Читаем Сама жизнь полностью

Не стоит считать отца Александра этаким разудалым шестидесятником. В известной мере Церковь – всегда диссидентство, мы все равно граждане другого Града. В советской системе, как и в Риме, существовала империя, а у нас – свой мир, параллельный. Политику вообще не нужно приплетать, не нужно лезть на рожон. Отец Александр так и полагал. Строго говоря, никого из нас он не предостерегал и от

диссидентства не отговаривал. Он твердо разграничивал: вот это относится к деятельности Церкви, а это заменяет ее и, скорее, не нужно. Но он никогда не говорил так прямо, что не нужно, и исключительно мудро давал возможность выбирать. Боялся он того, что борьба подпитывает злобу, а иногда и суету.

Но принадлежность к Церкви была диссидентством и другого рода – хранение и распространение литературы и тому подобные вещи…

Разумеется, и мы чудом не дожили до того, как нас поголовно стали бы сажать. А Голгофа не исключается ни из какой жизни. Надо заметить, что просветительство, которым занимался отец Александр, тоже было своеобразным религиозным диссидентством. Претензии к нему предъявлялись со всех сторон: одни обвиняли его в том, что он мало борется с режимом и подсовывает народу «опиум»; другие – в том, что он как священник слишком нетрадиционен. И КГБ всю дорогу не оставляло его своим вниманием.

О, КГБ – это тема большая и отдельная…

Поэтому мне не хочется особо на ней останавливаться. Отец Александр был исключительно ми-лостлив и понимал, что все мы слабы. Он понимал, что КГБ – организация хитрая и страшная, лучше не попадаться, и которую не переиграешь. Он переигрывал, ведь кроме голубиной кротости отец Александр еще был мудр как змей. Но другим не желал. И продолжал общаться даже с теми, кого КГБ «переиграло», кто не выдержал и перед кем закрывали двери. Самого его обыскивали денно и нощно, часто вызывали. А он с кагэбэшниками дружил, он с ними разговаривал и не любил, когда ими гнушались, не считали их за людей. Он пользовался случаем любого

общения – в том числе и с ними, чтобы что-то такое заронить. Он не разделял людей на порядочных и непорядочных. Более того, боролся с этой позицией: вот, говорил он, интеллигенты не подавали руки – и доигрались. Он не считал, что он чем-то лучше этих людей: их Бог поставил так, его – так, и мы не знаем, как Бог сведет концы. Я совершенно не представляю, чтобы он мог говорить о ком-то с пренебрежением или презрением, как нередко говорим мы.

Мы действительно слишком часто грешим этим.

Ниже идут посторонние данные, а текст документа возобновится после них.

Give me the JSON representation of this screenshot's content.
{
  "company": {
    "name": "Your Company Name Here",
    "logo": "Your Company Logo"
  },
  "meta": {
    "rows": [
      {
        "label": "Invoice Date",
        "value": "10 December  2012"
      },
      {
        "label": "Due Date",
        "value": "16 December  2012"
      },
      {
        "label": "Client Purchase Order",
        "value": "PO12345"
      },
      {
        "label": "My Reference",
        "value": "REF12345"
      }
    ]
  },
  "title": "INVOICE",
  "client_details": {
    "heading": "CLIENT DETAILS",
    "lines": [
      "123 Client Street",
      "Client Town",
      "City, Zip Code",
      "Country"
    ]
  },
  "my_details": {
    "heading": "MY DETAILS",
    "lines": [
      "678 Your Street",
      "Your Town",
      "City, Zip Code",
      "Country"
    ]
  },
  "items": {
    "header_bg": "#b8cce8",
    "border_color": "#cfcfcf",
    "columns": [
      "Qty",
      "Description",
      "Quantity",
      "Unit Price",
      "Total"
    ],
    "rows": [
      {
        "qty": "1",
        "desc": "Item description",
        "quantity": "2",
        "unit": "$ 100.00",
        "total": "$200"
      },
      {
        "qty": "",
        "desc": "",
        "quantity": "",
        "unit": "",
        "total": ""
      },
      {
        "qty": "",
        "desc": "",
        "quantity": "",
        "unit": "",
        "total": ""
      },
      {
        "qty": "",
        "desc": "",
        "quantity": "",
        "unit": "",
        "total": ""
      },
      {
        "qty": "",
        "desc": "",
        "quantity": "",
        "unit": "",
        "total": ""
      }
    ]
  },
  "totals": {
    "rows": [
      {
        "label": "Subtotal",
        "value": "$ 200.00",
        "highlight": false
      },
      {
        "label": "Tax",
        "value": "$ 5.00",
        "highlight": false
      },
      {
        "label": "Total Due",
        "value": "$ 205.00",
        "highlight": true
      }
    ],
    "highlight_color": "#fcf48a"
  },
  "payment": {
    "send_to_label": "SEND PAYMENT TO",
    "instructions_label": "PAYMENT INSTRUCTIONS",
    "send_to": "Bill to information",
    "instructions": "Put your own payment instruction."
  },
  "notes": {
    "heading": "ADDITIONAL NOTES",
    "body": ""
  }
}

А почему, по-вашему, и среди последователей отца Александра Меня бытует нетерпимость?

Это же совершенно ясно. Послание апостола Иакова, четвертая глава…

Вопросы задавал Александр Кырлежев

Бог почтил человека свободою

Десять лет мы рассказываем про отца Александра, и уже трудно не заметить, как это странно у нас выходит. Разумных и доброжелательных людей, по меньшей мере, удивляют та выспренность, та слащавость, та нетерпимость и то самоутверждение, с какими мы вспоминаем человека, у которого начисто не было этих свойств. Кто-кто, а отец Александр, как Честертон, знал, что «секрет жизни – в смехе и смирении». Он на редкость легко относился к себе; по всему было видно, что ему прекрасно знакома удивленная и благодарная радость блудного сына. Глядя на нас,

его духовных детей, усомнишься, что мы эту радость знаем.

Причины, конечно, не в отце Александре. Он делал, что мог, и намного больше. Досталось ему не столько «дикое племя интеллигентов», сколько странный и несчастный человек 1970-х годов, который толком и не описан. К этому времени множество по-советски, то есть очень средне образованных людей окончательно потеряли и «коллектив», и привычку к готовым ответам. Разбросанные по спальным районам, лишенные мало-мальски человеческой семьи, никому не нужные, мы жадно и жалобно искали нового всезнания, нового коллектива и чьей-то безоговорочной любви. Что тут может выйти? Всезнание – не вера, тем более – не живительное незнание; коллектив – не мистическое тело; любить нас, отдавая нам все, может только Бог. А главное, мы не хотели платить.

Очень часто отец Александр видел, что тронуть нас нельзя, можно только гладить, и это делал. Становясь психотерапевтом (и то особой школы), он повышал наше мнение о себе самих, отдаляя глубинное покаяние. Он этого не скрывал, охотно об этом беседовал, если заходила речь. Конечно, он знал опасности такой психотерапии. Знал и ее «предварительность» и, отдаляя для нас метанойю, пока что молился о том, чтобы, самоутверждаясь, мы не перекусали друг друга. Помню, как он смеялся (не очень весело), вспоминая крошку Цахеса и добрую фею из Гофмана.